The four main grounds of the said demurrer of J. W. Church set up that the bill as amended fails to show:

(1) That the deed from V. D. Sewell and his wife Kathryn E. Sewell, to Kathryn E. Sewell, is void;

(2) That the mortgage from the widow Kathryn E. Sewell to defendant J. W. Church, is void;

(3) That the property described was the homestead of V. D. Sewell at the time of his death, and

(4) That complainant Dorothy Louise Sewell Lee is a lawful heir of V. D. Sewell.

Disposing of the last point raised first: It is observed that the bill alleges that complainant, a minor, was duly adopted by V. D. Sewell and wife, the decree being entered on October 27, 1917. Under Section 5081 (3273), Compiled General Laws of Florida, 1927, any child duly adopted by any person under the laws of this State is declared to be the *Page 483 child and heir-at-law of the person applying for adoption. Dorothy Louise Sewell therefore became the child and heir of V. D. Sewell and Kathryn E. Sewell from and after October 27, 1917, and this status continued after her subsequent marriage to Quinney L. Lee, on December 26, 1927, as the Constitution and statutes do not confine the inheritable rights of a "child or children" in the homestead to minors alone. Miller v. Finegan, 26 Fla. 29, 7 So. 140, 6 L. R. A. 813.

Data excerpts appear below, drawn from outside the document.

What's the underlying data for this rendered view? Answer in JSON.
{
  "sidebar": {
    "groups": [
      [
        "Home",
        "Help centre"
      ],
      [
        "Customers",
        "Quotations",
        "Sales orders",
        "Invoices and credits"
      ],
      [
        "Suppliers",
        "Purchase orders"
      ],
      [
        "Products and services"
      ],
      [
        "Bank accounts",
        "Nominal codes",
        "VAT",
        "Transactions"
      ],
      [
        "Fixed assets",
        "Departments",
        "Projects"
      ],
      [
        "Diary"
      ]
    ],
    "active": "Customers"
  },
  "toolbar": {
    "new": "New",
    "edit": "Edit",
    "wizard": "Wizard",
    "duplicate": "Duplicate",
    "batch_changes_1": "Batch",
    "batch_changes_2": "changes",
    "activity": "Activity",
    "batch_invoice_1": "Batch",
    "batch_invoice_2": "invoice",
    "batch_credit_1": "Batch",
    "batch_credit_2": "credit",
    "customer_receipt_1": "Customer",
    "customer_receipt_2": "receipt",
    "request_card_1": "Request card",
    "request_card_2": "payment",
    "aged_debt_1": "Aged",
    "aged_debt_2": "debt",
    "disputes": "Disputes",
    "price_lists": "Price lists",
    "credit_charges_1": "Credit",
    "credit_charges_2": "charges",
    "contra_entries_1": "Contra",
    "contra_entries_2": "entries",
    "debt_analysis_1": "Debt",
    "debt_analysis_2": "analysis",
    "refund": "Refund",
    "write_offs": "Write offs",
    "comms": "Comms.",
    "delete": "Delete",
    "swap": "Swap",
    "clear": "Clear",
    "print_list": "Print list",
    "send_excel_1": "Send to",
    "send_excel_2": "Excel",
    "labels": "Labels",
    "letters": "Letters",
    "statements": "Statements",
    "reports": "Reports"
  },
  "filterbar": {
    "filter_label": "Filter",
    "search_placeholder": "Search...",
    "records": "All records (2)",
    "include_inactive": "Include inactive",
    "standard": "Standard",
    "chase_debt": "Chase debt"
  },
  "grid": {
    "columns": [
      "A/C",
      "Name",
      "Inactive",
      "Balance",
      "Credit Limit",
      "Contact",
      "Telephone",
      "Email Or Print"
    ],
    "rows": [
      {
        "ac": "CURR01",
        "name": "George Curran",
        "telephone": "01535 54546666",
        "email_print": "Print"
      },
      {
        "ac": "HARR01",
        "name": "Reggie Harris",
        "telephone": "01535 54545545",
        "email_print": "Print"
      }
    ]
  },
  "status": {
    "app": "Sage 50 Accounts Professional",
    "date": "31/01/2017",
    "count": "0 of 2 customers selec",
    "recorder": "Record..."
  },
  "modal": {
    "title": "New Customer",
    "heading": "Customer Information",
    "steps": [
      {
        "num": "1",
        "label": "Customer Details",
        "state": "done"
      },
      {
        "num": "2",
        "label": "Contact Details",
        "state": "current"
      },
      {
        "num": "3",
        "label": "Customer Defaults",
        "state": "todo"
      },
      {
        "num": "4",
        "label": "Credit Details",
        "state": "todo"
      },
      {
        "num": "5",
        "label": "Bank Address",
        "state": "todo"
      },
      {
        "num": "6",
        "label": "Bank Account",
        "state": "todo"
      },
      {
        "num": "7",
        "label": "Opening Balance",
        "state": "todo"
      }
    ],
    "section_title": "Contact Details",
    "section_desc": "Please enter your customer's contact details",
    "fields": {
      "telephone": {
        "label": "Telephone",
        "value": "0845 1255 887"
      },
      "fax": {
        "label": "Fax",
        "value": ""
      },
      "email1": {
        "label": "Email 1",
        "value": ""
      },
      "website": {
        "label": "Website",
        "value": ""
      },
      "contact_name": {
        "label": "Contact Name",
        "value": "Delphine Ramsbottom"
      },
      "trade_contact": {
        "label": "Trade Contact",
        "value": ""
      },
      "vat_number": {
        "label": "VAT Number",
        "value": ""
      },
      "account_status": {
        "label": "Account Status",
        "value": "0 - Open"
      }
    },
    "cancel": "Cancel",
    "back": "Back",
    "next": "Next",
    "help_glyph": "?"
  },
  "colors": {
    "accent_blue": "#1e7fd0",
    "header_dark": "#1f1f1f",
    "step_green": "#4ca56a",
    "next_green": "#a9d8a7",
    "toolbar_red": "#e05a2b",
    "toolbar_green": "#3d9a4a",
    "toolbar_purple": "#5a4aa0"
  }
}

Reverting to the first and main issue presented for decision here; appellant contends that the alleged deed executed by the homestead owner and wife to the wife conveying the homestead was not void even though there were children surviving at the time of the making of the deed and at the time of the death of the owner.

Appellant in his brief raises the further point that the bill is fatally defective in that it does not allege that the deed from V. D. Sewell and wife to the latter was made "without consideration" and "voluntarily". It is observed that the demurrer did not assign such alleged defect as one of the points to be presented for argument to the trial court, if that were necessary.

Section 1, of Article X of the Constitution of Florida, provides in substance that the homestead real estate to the extent of one acre, within the limits of any incorporated city or town, owned by the head of a family residing in this State and the improvements thereon shall not be "alienable" without the joint consent of the husband and wife when that relation exists, and Section 4 of said Article provides that nothing in said article shall be construed to prevent the holder of a homestead from "alienating" it by deed or mortgage when duly executed by both husband and wife, "nor if the holder be without children" to prevent him disposing of the homestead by will to the wife in a manner prescribed by law. Section 6 of said Article X provides *Page 484 that the Legislature shall enact such laws as may be necessary to enforce the provisions of said article.